For 15 years I learned a weekly chavrusa with Rav Yaakov Edelstein, the longtime beloved rav of the upscale Tel Aviv suburb of Ramat Hasharon, and in that capacity, I was also with him on nights that he would receive the public.

As a brilliant disciple of the Chazon Ish, Rav Edelstein could have spent his life secluded in the beis medrash surrounded by disciples and avreichim. Instead, he threw in his lot with a different crowd, of religious and secular alike, who basked in his warmth and blessings for 67 years until his petirah in 2017. Most people would expect a place like Ramat Hasharon to have a more “modern” chief rabbi, someone who could be a better fit for the locals — yet Rav Edelstein chose to open his home to everyone, even to those who had differing worldviews. People came from all over to get a brachah from him or to hear his sage advice — and it didn’t matter if they were secular, religious, or traditional. He could relate to everyone, and helped so many because he often understood them better than they understood themselves. And for so many years, I was there watching it all happen.

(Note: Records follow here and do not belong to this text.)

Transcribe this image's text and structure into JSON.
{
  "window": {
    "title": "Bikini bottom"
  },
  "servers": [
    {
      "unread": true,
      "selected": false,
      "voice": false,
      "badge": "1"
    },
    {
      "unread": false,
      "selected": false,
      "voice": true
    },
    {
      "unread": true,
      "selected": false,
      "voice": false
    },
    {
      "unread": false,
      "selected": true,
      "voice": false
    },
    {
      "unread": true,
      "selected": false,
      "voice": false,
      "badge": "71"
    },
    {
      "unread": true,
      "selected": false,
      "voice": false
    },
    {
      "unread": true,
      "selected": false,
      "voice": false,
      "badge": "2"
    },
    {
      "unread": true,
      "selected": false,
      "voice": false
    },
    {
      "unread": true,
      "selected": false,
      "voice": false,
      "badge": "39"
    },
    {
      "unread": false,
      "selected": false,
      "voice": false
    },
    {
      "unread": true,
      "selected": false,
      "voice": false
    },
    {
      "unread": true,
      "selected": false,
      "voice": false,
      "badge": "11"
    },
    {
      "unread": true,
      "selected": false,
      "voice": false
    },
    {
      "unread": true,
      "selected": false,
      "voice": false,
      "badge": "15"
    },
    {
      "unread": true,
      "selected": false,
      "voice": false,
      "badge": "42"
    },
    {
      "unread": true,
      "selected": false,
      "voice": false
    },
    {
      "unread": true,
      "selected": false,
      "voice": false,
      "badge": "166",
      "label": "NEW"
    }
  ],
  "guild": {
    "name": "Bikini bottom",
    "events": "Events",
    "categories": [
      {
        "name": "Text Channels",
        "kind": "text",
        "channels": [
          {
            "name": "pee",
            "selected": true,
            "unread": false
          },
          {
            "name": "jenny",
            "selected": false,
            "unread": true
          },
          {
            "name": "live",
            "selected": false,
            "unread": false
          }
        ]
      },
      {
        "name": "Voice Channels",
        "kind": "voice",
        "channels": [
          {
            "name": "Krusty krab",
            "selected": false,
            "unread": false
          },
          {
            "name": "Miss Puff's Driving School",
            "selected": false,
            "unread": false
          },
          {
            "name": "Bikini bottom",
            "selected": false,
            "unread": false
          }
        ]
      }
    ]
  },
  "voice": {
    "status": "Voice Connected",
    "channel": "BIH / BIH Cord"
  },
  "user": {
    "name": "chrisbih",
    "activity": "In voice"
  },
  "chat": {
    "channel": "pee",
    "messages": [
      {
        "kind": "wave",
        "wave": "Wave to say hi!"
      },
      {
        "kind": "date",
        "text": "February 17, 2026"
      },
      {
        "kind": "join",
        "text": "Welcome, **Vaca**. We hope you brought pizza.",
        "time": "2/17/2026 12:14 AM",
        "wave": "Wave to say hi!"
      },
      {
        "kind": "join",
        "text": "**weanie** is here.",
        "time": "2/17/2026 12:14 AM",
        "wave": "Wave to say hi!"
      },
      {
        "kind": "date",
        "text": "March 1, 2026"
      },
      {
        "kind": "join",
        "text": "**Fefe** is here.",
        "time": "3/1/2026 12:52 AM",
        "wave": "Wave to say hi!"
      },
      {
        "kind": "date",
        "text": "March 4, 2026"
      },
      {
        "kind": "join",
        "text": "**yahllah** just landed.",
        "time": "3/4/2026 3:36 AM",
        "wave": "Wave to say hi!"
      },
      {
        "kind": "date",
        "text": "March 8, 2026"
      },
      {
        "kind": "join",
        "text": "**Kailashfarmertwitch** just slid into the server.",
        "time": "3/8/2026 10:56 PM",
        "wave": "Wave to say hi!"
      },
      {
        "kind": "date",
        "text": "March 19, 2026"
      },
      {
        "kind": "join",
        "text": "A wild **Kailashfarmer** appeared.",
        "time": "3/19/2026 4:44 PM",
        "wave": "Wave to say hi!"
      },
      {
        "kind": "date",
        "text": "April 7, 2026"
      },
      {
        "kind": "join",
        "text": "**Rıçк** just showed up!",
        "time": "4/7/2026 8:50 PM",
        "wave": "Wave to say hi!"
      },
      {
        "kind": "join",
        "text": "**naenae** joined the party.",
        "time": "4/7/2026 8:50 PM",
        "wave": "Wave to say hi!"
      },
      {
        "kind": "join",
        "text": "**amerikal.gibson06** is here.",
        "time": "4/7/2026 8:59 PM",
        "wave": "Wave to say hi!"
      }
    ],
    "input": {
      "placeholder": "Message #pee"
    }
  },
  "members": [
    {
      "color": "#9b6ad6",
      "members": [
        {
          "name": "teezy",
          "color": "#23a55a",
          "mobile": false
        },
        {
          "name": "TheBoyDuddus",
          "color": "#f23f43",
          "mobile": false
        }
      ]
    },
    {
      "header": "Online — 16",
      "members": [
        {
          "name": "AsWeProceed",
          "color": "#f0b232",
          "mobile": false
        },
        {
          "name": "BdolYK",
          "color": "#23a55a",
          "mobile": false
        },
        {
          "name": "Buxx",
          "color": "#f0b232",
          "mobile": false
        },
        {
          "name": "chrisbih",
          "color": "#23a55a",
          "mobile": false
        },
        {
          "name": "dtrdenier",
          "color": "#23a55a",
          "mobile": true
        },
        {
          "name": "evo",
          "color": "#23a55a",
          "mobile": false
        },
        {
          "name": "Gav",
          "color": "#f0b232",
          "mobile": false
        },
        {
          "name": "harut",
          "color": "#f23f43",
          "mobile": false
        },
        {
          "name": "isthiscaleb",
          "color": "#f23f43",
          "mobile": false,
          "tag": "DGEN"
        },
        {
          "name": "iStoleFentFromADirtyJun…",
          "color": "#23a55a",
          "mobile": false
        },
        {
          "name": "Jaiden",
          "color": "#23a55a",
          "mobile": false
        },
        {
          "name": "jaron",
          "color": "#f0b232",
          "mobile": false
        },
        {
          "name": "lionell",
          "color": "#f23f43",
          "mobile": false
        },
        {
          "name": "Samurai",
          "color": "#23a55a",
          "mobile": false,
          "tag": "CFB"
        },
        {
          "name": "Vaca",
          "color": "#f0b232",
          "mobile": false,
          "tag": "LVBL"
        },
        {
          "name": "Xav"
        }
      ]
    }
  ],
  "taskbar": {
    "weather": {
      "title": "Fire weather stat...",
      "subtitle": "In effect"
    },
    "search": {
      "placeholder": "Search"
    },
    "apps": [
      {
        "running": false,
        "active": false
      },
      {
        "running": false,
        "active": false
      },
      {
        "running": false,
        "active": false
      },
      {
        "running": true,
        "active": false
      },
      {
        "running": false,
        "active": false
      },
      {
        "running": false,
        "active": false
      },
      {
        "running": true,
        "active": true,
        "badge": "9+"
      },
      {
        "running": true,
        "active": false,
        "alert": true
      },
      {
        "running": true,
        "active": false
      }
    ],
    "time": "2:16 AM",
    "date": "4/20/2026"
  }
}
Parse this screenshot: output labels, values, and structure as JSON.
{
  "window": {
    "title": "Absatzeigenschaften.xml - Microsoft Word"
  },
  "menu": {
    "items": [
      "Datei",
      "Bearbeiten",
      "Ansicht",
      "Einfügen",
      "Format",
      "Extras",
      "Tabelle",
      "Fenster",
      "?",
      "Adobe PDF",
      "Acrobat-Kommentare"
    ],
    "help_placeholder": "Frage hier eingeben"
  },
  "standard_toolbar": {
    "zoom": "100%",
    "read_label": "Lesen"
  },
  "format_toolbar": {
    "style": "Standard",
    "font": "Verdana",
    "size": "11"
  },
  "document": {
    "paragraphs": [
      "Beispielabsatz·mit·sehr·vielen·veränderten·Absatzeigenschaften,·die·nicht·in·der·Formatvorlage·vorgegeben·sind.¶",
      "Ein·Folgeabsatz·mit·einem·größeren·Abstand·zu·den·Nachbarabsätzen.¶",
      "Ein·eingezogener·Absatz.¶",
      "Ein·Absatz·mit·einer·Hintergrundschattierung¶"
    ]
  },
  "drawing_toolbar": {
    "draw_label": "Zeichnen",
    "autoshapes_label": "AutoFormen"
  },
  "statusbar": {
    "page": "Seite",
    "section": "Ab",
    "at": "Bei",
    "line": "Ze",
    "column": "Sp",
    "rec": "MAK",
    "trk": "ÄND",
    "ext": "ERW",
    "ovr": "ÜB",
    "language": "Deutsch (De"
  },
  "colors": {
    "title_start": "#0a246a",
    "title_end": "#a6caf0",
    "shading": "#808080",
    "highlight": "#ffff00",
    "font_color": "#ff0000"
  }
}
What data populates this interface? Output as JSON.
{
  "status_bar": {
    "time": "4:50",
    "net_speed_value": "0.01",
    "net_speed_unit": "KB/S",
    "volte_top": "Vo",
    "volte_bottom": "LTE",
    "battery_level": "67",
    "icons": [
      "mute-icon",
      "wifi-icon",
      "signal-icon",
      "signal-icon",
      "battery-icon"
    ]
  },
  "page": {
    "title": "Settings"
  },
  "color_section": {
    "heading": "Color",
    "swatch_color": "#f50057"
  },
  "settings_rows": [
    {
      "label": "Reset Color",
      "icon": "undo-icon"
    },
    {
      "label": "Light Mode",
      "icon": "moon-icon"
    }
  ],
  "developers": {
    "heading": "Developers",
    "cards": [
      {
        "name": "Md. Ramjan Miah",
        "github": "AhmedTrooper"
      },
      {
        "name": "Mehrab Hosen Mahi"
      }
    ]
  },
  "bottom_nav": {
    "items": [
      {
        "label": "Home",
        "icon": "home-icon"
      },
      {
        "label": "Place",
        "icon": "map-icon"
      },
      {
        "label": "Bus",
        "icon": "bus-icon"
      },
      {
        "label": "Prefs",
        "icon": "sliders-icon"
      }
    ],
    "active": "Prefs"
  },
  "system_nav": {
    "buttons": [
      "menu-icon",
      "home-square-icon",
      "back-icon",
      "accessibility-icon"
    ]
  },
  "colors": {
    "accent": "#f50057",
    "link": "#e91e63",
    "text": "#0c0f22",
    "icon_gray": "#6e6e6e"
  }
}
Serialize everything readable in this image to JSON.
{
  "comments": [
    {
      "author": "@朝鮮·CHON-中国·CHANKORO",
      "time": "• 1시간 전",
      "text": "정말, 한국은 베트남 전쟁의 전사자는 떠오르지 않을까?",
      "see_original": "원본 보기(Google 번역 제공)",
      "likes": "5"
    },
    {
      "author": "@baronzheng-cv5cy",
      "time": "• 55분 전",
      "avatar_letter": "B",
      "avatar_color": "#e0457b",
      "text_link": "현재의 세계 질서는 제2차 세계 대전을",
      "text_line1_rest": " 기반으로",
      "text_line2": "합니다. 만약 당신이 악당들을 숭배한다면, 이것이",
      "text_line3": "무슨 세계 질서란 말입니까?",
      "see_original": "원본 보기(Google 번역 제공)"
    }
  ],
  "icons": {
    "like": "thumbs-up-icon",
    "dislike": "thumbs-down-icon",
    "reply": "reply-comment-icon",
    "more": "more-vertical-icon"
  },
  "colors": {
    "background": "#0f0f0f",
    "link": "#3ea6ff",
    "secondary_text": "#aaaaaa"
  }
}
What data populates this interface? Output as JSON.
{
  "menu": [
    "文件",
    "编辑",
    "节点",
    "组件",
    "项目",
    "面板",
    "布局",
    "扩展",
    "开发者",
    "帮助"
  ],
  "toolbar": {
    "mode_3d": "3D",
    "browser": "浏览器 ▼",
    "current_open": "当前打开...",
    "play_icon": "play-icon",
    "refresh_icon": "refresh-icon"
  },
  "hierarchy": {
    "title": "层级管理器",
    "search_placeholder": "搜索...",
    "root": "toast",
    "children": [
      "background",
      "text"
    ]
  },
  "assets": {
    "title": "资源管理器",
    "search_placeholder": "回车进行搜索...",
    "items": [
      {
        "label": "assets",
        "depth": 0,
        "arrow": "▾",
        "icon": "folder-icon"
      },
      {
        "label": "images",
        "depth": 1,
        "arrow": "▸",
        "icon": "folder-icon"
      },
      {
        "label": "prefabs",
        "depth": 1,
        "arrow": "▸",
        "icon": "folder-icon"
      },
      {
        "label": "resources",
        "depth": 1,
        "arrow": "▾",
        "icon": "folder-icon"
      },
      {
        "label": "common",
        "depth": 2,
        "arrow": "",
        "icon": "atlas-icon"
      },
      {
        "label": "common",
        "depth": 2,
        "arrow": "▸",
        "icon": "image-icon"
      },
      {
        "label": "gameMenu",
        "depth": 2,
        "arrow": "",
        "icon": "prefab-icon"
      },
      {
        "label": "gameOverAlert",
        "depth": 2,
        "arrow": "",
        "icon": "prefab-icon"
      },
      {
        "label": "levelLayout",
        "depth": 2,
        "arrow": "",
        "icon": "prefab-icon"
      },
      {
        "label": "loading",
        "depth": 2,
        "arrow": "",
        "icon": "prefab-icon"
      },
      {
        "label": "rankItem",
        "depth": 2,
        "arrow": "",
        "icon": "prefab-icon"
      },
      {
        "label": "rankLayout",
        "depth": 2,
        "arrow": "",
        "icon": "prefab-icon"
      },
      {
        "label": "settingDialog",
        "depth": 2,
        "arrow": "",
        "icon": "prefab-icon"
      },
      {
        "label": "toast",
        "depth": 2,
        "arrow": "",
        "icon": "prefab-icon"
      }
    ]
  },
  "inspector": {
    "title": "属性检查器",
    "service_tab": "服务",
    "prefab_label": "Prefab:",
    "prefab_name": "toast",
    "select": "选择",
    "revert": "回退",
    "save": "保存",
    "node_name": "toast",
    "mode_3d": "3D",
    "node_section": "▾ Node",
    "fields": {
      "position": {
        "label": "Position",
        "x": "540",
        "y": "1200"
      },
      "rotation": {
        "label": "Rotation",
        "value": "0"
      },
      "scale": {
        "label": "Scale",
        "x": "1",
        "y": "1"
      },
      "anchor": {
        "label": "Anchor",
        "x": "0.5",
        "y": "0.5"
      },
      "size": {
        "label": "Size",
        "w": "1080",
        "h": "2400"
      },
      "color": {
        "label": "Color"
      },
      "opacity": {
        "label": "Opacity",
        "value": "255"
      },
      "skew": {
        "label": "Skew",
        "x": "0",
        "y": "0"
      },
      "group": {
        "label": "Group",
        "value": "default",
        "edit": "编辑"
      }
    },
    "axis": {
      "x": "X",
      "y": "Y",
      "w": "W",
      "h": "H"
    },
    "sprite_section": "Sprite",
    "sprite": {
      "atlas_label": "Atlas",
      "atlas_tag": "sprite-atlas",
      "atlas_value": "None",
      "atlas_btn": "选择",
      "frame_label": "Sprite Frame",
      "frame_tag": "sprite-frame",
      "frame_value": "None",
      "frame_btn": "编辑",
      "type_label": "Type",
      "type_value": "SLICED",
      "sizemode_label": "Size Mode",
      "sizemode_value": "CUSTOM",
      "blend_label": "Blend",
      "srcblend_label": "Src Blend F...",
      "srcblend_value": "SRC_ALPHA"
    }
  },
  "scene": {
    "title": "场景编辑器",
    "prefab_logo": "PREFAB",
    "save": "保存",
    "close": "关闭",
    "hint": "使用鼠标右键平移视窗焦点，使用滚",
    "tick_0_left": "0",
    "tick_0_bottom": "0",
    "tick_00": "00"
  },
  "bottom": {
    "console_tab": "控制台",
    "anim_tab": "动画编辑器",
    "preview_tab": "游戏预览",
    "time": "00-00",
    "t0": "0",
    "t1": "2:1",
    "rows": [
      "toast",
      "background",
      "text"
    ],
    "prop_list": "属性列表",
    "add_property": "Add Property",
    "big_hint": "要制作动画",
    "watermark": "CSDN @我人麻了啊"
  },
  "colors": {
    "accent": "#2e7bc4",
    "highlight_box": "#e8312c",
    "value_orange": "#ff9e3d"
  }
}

In later years the Rav couldn’t hear so well, so he wanted me to repeat people’s questions to him. During the last year of the Rav’s life, when he was ill, I was responsible for his medical file. That year was a story of its own. The Rav had asked that all questions about treatments should be brought to his brother, Ponevezh Rosh Yeshivah Rav Gershon Edelstein, since he didn’t want to pasken about himself. The Rav was treated in Laniado Hospital, and because I live in Netanya, I was with him daily up until the time of his petirah, when he wrote to me his final instruction, to make a siyum on Maseches Makkos. I finished learning the Gemara aloud, made a siyum, and the Rav soon lost consciousness.

In the early years, Rav Edelstein used to receive the public in his apartment, but because the crowd was sometimes a disturbance to the neighbors, the Rav moved the Thursday night kabbalat kahal to the shul. There was another reason as well: If there was one thing this gadol who knew all of Shas could not understand, it was the possibility that a Yid would park in someone else’s parking spot. How could it be? He couldn’t allow running the risk, so he moved over to the shul, where there was a parking lot — and I was present with him on those Thursday nights when he would receive people for hours on end.